A woman stuck in lockdown planted a vineyard and waited four years.

Tuesday, June 23, 2026

Stuck home in lockdown, a South African woman planted 1,400 vines by hand and tended them four years before the first harvest. Paul knew that long middle well.

Let us not be weary in doing good, for we will reap in due season, if we don't give up.

Galatians 6:9

When the world shut down in 2020, a twenty-seven-year-old in South Africa named Natasha Jacka got stuck at her parents' house, her winemaking studies suspended, with nothing much to do. She stood at a window looking at the garden and imagined vines there. So she planted some. Fourteen hundred of them, squeezed into two blocks of her parents' yard, by hand. Then came the part the lockdown could not speed up. It took four years of tending, with no wine to show for it, before the first harvest. She did all of it herself, down to stomping the grapes. When her first bottles finally arrived, the critics were stunned. One called the whole thing a triumph of hope over good sense.

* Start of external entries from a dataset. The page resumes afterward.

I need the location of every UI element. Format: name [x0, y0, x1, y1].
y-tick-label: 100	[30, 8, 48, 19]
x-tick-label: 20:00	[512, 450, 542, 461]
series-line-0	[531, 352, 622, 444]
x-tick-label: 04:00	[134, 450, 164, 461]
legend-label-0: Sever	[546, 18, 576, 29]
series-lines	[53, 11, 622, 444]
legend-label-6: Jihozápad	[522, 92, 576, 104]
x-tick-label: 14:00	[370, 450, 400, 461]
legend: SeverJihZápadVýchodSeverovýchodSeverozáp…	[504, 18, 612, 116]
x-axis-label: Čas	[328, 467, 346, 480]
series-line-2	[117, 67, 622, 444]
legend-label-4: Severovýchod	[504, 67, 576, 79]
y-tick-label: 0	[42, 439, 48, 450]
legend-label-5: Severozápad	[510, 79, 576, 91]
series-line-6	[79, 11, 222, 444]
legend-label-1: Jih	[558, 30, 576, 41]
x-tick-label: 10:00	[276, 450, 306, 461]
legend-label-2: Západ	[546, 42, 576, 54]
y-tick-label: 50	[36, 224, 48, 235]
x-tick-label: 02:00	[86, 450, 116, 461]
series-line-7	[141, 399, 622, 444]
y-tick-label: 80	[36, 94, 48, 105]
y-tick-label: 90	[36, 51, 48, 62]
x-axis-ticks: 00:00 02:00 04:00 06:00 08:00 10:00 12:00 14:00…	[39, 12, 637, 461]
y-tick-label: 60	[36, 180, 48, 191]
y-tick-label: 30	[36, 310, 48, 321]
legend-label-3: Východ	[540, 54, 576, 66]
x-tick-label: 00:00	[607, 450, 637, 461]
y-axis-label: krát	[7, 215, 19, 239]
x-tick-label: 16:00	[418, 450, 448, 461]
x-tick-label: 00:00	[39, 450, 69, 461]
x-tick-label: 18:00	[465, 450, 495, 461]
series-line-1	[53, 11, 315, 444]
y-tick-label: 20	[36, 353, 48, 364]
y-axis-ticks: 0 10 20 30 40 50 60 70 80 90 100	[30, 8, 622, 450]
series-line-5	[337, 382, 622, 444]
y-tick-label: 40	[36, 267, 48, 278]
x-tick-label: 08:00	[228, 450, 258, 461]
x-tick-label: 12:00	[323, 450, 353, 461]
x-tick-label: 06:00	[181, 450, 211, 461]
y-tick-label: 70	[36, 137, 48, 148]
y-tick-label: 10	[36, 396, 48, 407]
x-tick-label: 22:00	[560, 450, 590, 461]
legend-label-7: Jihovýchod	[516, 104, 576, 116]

There is a line in one of Paul's letters for exactly the long middle of a thing like that. Let us not grow weary in doing good, he writes, for in due season we will reap, if we do not give up. Notice the order. The reaping is real, but it comes at the end, in its own season, not ours. Everything before it is the unglamorous part: the planting, the watering, the years when the rows look like nothing and no one would blame you for quitting.

Almost every good thing is built this way. A marriage, a craft, a child raised, a faith kept. You plant it in a season you did not choose, often a hard one, and then comes the long stretch where you simply do not stop. The harvest, when it finally comes, looks sudden to everyone who did not watch the four quiet years. The work was hidden the whole time it was working.

She could have spent that lockdown waiting for it to end. Instead she put something in the ground. The vines did the rest, in their own time, the way most things worth having do.